Internet of Things & Industry 4.0
The Utilities industry has deployed remote monitoring technology for many years including operational technology (OT) such as Supervisory Control and Data Acquisition (SCADA) systems. While many distribution utilities have deployed IoT-based solutions at scale, significant challenges to get full value from deployments remain. The greatest challenges are communications (reliability, bandwidth and latency) and cybersecurity. The industry continues to expand the use of IoT including: smart metering, demand management, predictive maintenance, logistics optimisation, inventory management, production optimisation, leak detection, remote site monitoring, real-time shipment tracking, carbon emissions measurement, and workforce safety.
Distribution utilities have always faced a cost-versus-coverage challenge with respect to inspection of linear assets in the field. With an aging infrastructure, the risks associated with this challenge have been rising significantly. Going forward, helicopters and on-foot inspection are replaced with drones, which are not only highly economical, but also eliminate risks to crew safety.
Once Utilities companies have captured the data from physical assets they can replicate
physical equipment or real-world processes in a virtual environment using digital twins, companies are able to make faster and better decisions. Digital twin use cases can help companies optimise the following: capital expenditure reduction, outage management, grid resilience, demand management, health, safety, and environmental improvement.
Security, Compliance & Data Privacy
Security and data breaches are a high priority issue. Energy is a high profile industry with attack potential from criminal, political and governmental sources. Stakeholders would expect them to operate at a very high level of security and privacy, this includes identity management, data security, privacy management and cybersecurity.
By their very nature, utilities operate a geographically distributed infrastructure across many sites that makes it difficult to maintain the necessary visibility across IT and OT systems, much less correlate network activity against physical security systems, such as badge access logs and server room surveillance feeds.
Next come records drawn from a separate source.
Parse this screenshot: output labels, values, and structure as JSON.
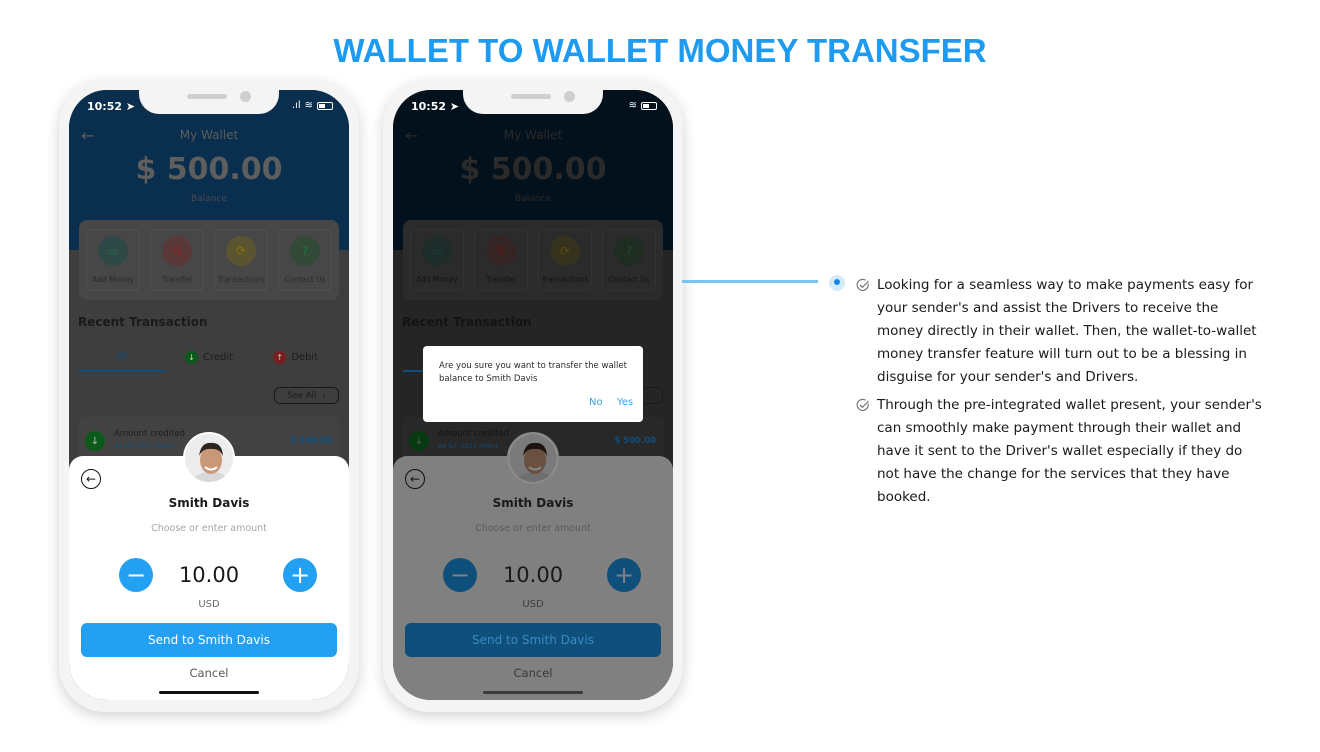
{
  "page": {
    "title": "WALLET TO WALLET MONEY TRANSFER",
    "accent_color": "#1e9bf0"
  },
  "phone": {
    "status_time": "10:52",
    "wallet_title": "My Wallet",
    "balance": "$ 500.00",
    "balance_label": "Balance",
    "actions": [
      {
        "label": "Add Money",
        "icon": "folder-icon"
      },
      {
        "label": "Transfer",
        "icon": "transfer-icon"
      },
      {
        "label": "Transactions",
        "icon": "refresh-icon"
      },
      {
        "label": "Contact Us",
        "icon": "help-icon"
      }
    ],
    "recent_title": "Recent Transaction",
    "tabs": [
      {
        "label": "All",
        "active": true
      },
      {
        "label": "Credit",
        "active": false
      },
      {
        "label": "Debit",
        "active": false
      }
    ],
    "see_all": "See All",
    "transaction": {
      "title": "Amount credited",
      "date": "24 Jul, 2023 (Mon)",
      "amount": "$ 500.00"
    },
    "sheet": {
      "recipient": "Smith Davis",
      "hint": "Choose or enter amount",
      "amount": "10.00",
      "currency": "USD",
      "send_label": "Send to Smith Davis",
      "cancel_label": "Cancel"
    }
  },
  "dialog": {
    "message": "Are you sure you want to transfer the wallet balance to Smith Davis",
    "no_label": "No",
    "yes_label": "Yes"
  },
  "features": [
    "Looking for a seamless way to make payments easy for your sender's and assist the Drivers to receive the money directly in their wallet. Then, the wallet-to-wallet money transfer feature will turn out to be a blessing in disguise for your sender's and Drivers.",
    "Through the pre-integrated wallet present, your sender's can smoothly make payment through their wallet and have it sent to the Driver's wallet especially if they do not have the change for the services that they have booked."
  ]
}
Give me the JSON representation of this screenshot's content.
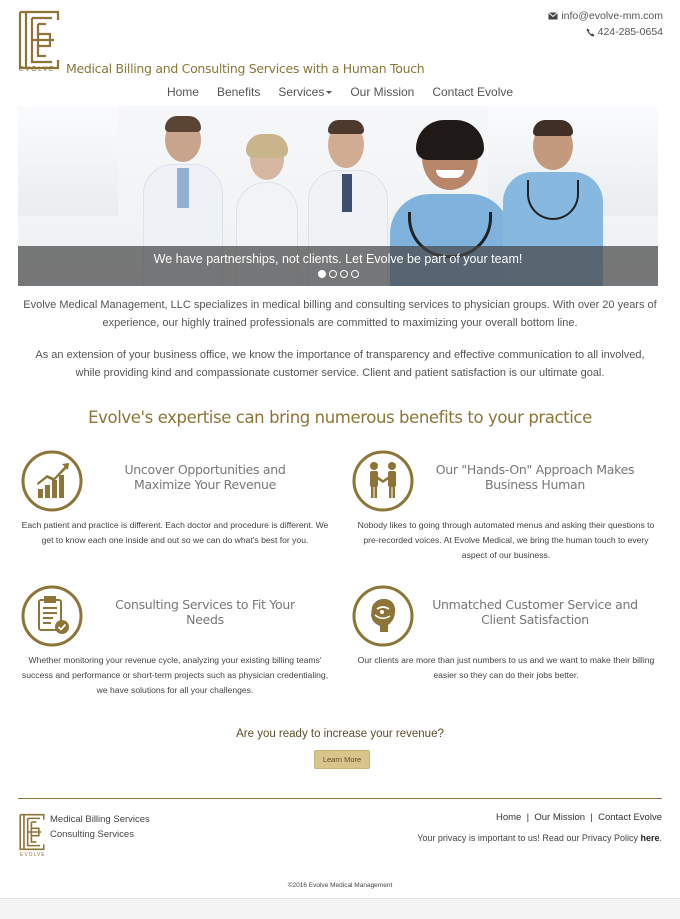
{
  "brand": {
    "logo_word": "EVOLVE",
    "tagline": "Medical Billing and Consulting Services with a Human Touch",
    "color": "#8c7537"
  },
  "contact": {
    "email": "info@evolve-mm.com",
    "phone": "424-285-0654",
    "email_icon": "envelope-icon",
    "phone_icon": "phone-icon"
  },
  "nav": {
    "items": [
      "Home",
      "Benefits",
      "Services",
      "Our Mission",
      "Contact Evolve"
    ]
  },
  "hero": {
    "caption": "We have partnerships, not clients. Let Evolve be part of your team!",
    "slides": 4,
    "active_slide": 1
  },
  "intro": {
    "p1": "Evolve Medical Management, LLC specializes in medical billing and consulting services to physician groups. With over 20 years of experience, our highly trained professionals are committed to maximizing your overall bottom line.",
    "p2": "As an extension of your business office, we know the importance of transparency and effective communication to all involved, while providing kind and compassionate customer service. Client and patient satisfaction is our ultimate goal."
  },
  "benefits": {
    "headline": "Evolve's expertise can bring numerous benefits to your practice",
    "items": [
      {
        "icon": "bar-chart-icon",
        "title": "Uncover Opportunities and Maximize Your Revenue",
        "text": "Each patient and practice is different. Each doctor and procedure is different. We get to know each one inside and out so we can do what's best for you."
      },
      {
        "icon": "handshake-icon",
        "title": "Our \"Hands-On\" Approach Makes Business Human",
        "text": "Nobody likes to going through automated menus and asking their questions to pre-recorded voices. At Evolve Medical, we bring the human touch to every aspect of our business."
      },
      {
        "icon": "clipboard-check-icon",
        "title": "Consulting Services to Fit Your Needs",
        "text": "Whether monitoring your revenue cycle, analyzing your existing billing teams' success and performance or short-term projects such as physician credentialing, we have solutions for all your challenges."
      },
      {
        "icon": "customer-service-icon",
        "title": "Unmatched Customer Service and Client Satisfaction",
        "text": "Our clients are more than just numbers to us and we want to make their billing easier so they can do their jobs better."
      }
    ]
  },
  "cta": {
    "question": "Are you ready to increase your revenue?",
    "button": "Learn More"
  },
  "footer": {
    "links": [
      "Medical Billing Services",
      "Consulting Services"
    ],
    "logo_word": "EVOLVE",
    "nav": [
      "Home",
      "Our Mission",
      "Contact Evolve"
    ],
    "privacy_text": "Your privacy is important to us! Read our Privacy Policy",
    "privacy_link": "here",
    "copyright": "©2016 Evolve Medical Management"
  }
}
This is further complicated as the industry becomes more connected, digitised and distributed it is becoming important to secure the connected energy ecosystem. For example a coordinated cyber attack on EV charging stations could have devastating impacts to a country. Devices connected to the energy system could include smart home consumer devices with limited security, or IoT devices within the grid that have very long asset lifetimes. Service providers and operators within the connected energy ecosystem need therefore to move away from trust-based models. They should instead adopt a zero-trust security model in which no identity is trusted, and all actions are validated against a set of predefined rules. This is the only means by which an ecosystem member can interact with others safely and securely.
In 2015 the power grid of Ukraine was hacked, which resulted in power outages for roughly 230,000 consumers for 1-6 hours. Further attacks on the Colonial Pipeline in the US, and the 2022 attack on the Montenegro state utility infrastructure are good examples of the threat. Concern is so high that the EU has €100m of funding, which utilities can use to strengthen their defences.
IT Governance & Management
In a period of intense digital transformation the effective management of Dev/Ops is crucial in delivering the desired change and ensuring operational resilience.
Effective management of IT assets and licences over their lifecycle is essential to good cost management.